If mainstream musicians tend to present songs as polished and seamless things unto themselves, their alternative, indie and underground counterparts are more willing to let listeners detect some of the messy intricacy of the creative process.
That process can manifest as fragments, like the seeming incompleteness of many a quick Guided by Voices track, or as an honoring of analog inexpensiveness and immediacy, like the boom-box recordings made by the Mountain Goats’ John Darnielle. With SUUNS’ fifth full-length, The Witness, the manifestation comes from hearing the musicians think their way into the songs.

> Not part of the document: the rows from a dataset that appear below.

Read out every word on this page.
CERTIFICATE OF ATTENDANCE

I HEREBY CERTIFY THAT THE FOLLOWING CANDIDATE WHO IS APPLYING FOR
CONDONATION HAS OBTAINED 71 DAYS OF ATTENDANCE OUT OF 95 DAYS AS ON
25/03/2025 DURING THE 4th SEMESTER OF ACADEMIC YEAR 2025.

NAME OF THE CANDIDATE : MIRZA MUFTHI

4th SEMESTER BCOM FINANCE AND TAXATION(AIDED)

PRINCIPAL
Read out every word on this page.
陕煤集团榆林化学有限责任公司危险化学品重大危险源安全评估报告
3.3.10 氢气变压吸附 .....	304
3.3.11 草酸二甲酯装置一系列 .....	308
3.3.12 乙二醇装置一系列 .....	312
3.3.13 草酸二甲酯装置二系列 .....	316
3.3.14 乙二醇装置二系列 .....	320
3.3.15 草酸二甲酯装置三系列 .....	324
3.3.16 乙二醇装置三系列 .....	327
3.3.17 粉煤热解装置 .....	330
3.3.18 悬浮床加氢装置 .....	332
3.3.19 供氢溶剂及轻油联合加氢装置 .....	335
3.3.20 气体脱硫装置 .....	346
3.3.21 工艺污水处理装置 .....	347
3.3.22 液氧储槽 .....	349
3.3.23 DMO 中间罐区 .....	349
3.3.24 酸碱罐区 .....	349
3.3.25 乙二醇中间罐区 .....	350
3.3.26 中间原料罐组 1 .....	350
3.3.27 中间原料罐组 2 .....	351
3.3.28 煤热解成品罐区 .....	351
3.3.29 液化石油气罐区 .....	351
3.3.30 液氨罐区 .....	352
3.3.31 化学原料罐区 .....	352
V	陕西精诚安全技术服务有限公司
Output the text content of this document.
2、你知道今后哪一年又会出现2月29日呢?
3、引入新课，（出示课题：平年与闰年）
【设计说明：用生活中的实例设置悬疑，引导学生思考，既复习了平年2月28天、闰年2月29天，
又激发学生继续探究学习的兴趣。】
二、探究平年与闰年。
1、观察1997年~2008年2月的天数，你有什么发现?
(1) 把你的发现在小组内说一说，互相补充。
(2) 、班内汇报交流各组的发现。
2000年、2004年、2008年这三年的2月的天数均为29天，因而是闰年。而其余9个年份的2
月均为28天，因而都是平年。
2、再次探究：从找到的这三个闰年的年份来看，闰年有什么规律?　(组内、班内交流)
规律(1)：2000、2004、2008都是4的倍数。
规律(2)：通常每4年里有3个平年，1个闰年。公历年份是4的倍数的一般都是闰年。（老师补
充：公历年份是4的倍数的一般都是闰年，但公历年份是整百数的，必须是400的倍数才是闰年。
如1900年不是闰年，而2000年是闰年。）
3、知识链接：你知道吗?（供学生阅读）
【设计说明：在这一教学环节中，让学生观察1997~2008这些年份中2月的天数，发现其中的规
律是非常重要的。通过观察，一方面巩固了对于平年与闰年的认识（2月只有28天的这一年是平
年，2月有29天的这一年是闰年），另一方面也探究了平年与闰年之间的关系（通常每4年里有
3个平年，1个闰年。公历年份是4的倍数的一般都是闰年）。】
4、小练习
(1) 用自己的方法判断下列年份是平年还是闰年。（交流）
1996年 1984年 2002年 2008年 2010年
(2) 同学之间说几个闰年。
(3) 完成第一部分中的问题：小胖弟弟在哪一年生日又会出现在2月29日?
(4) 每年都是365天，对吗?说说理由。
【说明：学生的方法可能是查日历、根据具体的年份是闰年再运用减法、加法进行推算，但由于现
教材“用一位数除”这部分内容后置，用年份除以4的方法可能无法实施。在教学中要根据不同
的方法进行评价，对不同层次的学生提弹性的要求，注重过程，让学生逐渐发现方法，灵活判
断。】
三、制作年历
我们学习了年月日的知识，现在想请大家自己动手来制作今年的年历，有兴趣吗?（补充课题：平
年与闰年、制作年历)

For the first seven minutes and 10 seconds of the album, in “Third Stream,” singer and guitarist Ben Shemie tests simple statements like “Everyone needs love” and “I’ve seen too much.” Bassist and guitarist Joe Yarmush and drummer Liam O’Neill hold back, and Max Henry—a former official SUUNS member but still a studio contributor—oozes synthesizer squiggles, drones and bubbles.
SUUNS gather their drive for “Witness Protection,” although even as the rhythm gets overtaken by a noisy sonority not unlike (but not too much like) the clanging of church bells, Shemie’s soft vocal affect and an accompanying electronic muffling generate a central feeling that would sound like calmness if not for a constant vibration of nerves.
The unease recalls Radiohead’s Thom Yorke after OK Computer, but the warping grooves of “Timebender” and “Go to My Head” have the confident introspection of Stereolab’s more downbeat passages, and the gentle experimentation brings much of the album within the post-rock thinking of Talk Talk.
Like those other bands, SUUNS don’t just meander: “The Trilogy,” a finale that dips a shoulder to Rush’s “Subdivisions” era, is almost as long as “Third Stream” but both are tightly wound. Listeners can sense the musicians thinking and deciding; fortunately, SUUNS mostly think and decide wisely.